Addressing a Belgrade court, the witness said that her two brothers -- Bosko Bodjanac and Josip Bodjanac -- were captured.
Bosko Bodjanac died after he was beaten and stabbed as the captured Croats marched towards a mine-field, according to her testimony.
Other witnesses who took the stand earlier this week spoke about the suffering of their family members when the Serb forces occupied the village.
The trial opened on 17 April 2008 after the Serbian War Crimes Prosecutor's Office indicted 14 former members of the JNA, the local Serb Territorial Defence and the Dusan Silni paramilitary unit for committing war crimes against 70 civilians in Lovas in October 1991.
The accused are Ljuban Devetak, Milan Devcic, Milan Radojcic and Zeljko Krnjajic - members of the local authorities in Lovas at the time; Miodrag Dimitrijevic, Darko Peric, Radovan Vlajkovic and Radisav Josipovic - members of the JNA; and Jovan Dimitrijevic, Sasa Stojanovic, Dragan Bacic, Zoran Kosijer, Petronije Stevanovic and Aleksandar Nikolaidis - members of the Dusan Silni unit.
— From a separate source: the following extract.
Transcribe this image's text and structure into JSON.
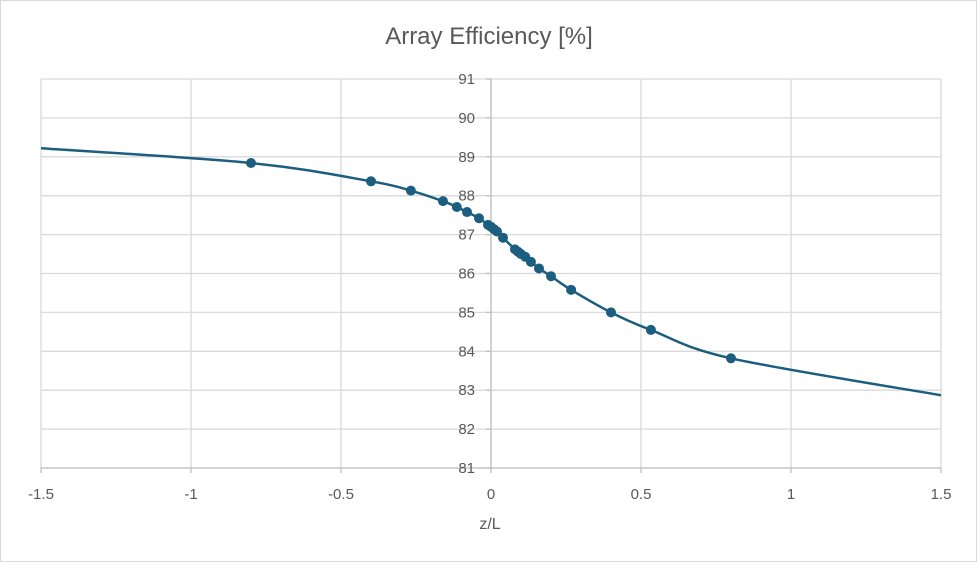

According to the indictment, Devetak, with the help of members of the Serbian National Renewal party led by Mirko Jovic, formed a unit of 60 volunteers in Sid and Nova Pazova, Serbia, with intent to attack the predominantly Croat village of Lovas. The Serbian forces attacked the village in the early morning hours of October 10, 1991, shooting randomly and throwing bombs at civilians in their homes and in the streets.
The local authorities led by Devetak ordered on October 17 that all men aged 18-65 should gather outside the local agricultural cooperative, and 70 or so villagers responded to the order. That day and the next, members of the Dusan Silni unit brutally tortured about 20 civilian prisoners, and on October 18 they forced a group of some 50 villagers to walk across a minefield, as a result of which 20 civilians were killed and 12 were wounded.